In July 2016, the parties reached a $19.5 million settlement that included both monetary relief and extensive programmatic reforms. As part of the agreement, Qualcomm committed to retaining independent industrial-organizational consultants to evaluate its policies and practices, appointing an internal compliance official to oversee implementation, and adopting structural measures to promote gender equity in compensation, evaluation, and advancement. The settlement was among the first large-scale technology-sector resolutions to combine financial compensation with comprehensive institutional reforms.

==== Snyder v. UnitedHealth Group (ERISA Class Action) ====
Sanford served as class counsel in litigation involving over 350,000 retirement plan participants alleging breach of fiduciary duties under ERISA. The court approved a $69 million settlement in 2024, reported as the largest single-plan ERISA settlement involving failure to remove imprudent investment options.

==== Hedgepeth v. Garland (U.S. Marshals Service Class Action) ====
Sanford represented more than 700 African American Deputy U.S. Marshals and Detention Enforcement Officers alleging systemic race discrimination dating back to 1994. In 2024, the Equal Employment Opportunity Commission approved a $15 million settlement that included both monetary relief and programmatic reforms.

==== Vacatur Proceedings – State of Maryland v. Adnan Syed (2022–2024) ====
Sanford represented Young Lee, the brother of murder victim Hae Min Lee, in challenging the vacatur of Adnan Syed's murder conviction. In 2024, the Maryland Supreme Court ruled that crime victims must receive reasonable notice and an opportunity for in-person participation in post-conviction vacatur hearings. The State later withdrew its motion after acknowledging it contained “false and misleading statements.”
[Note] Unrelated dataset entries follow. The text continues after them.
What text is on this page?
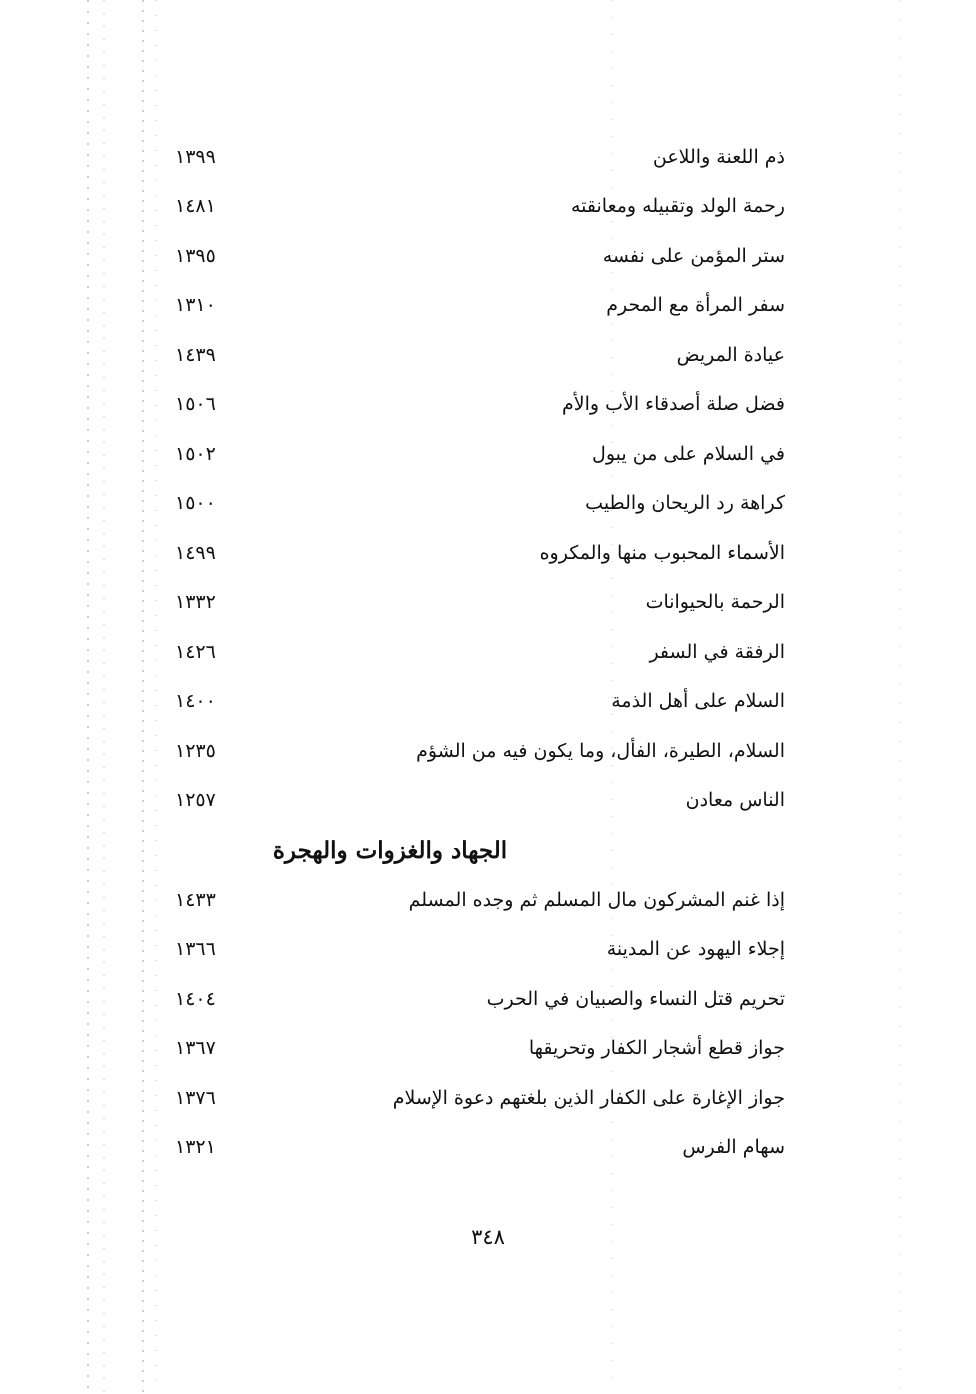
ذم اللعنة واللاعن
١٣٩٩
رحمة الولد وتقبيله ومعانقته
١٤٨١
ستر المؤمن على نفسه
١٣٩٥
سفر المرأة مع المحرم
١٣١٠
عيادة المريض
١٤٣٩
فضل صلة أصدقاء الأب والأم
١٥٠٦
في السلام على من يبول
١٥٠٢
كراهة رد الريحان والطيب
١٥٠٠
الأسماء المحبوب منها والمكروه
١٤٩٩
الرحمة بالحيوانات
١٣٣٢
الرفقة في السفر
١٤٢٦
السلام على أهل الذمة
١٤٠٠
السلام، الطيرة، الفأل، وما يكون فيه من الشؤم
١٢٣٥
الناس معادن
١٢٥٧
الجهاد والغزوات والهجرة
إذا غنم المشركون مال المسلم ثم وجده المسلم
١٤٣٣
إجلاء اليهود عن المدينة
١٣٦٦
تحريم قتل النساء والصبيان في الحرب
١٤٠٤
جواز قطع أشجار الكفار وتحريقها
١٣٦٧
جواز الإغارة على الكفار الذين بلغتهم دعوة الإسلام
١٣٧٦
سهام الفرس
١٣٢١
٣٤٨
=== Representation in Executive and Workplace Discrimination Cases ===
Sanford has represented hundreds of executives, law firm partners, general counsel, physicians, and senior professionals across the finance, legal, health care, biotechnology, consulting, fashion, telecommunications, pharmaceutical, and technology sectors. His work has centered on claims involving gender and race discrimination, retaliation, wrongful termination, and unequal pay, as well as disputes over executive compensation and employment agreements. Under his leadership, Sanford Heisler Sharp McKnight has negotiated hundreds of millions of dollars in pre-suit and class settlements for employees and executives alleging systemic inequities in the workplace.

== Recognition ==
Sanford was inducted into The National Law Journal's Elite Trial Lawyers Hall of Fame in 2015. He has been recognized multiple times by Law360 as an Employment MVP (2014, 2015, 2016, 2018) and named a Titan of the Plaintiffs’ Bar. In 2018, he was a finalist for The American Lawyer’s Attorney of the Year.

Sanford has been consistently ranked by Chambers and Partners as a Leader in Employment Law since 2017 and holds an AV Preeminent® rating from Martindale-Hubbell. He has been listed in The Best Lawyers in America® for Employment Law – Individuals and Employment Litigation for multiple consecutive years.

He has also been named among the Lawdragon 500 Leading Civil Rights & Plaintiff Employment Lawyers (2018–2025), recognized by Super Lawyers as a Top-Rated Employment & Labor Attorney (2014–2020, 2023–2025), and included in Benchmark Litigation's list of the Top 50 Labor & Employment Litigators in the United States as well as earning designation as a Benchmark Litigation Star 2025.

In 2024, Forbes included Sanford in its inaugural list of America's Top 200 Lawyers, and in 2025 he was named to the Forbes Best-In-State Lawyers list for Employment Litigation in New York.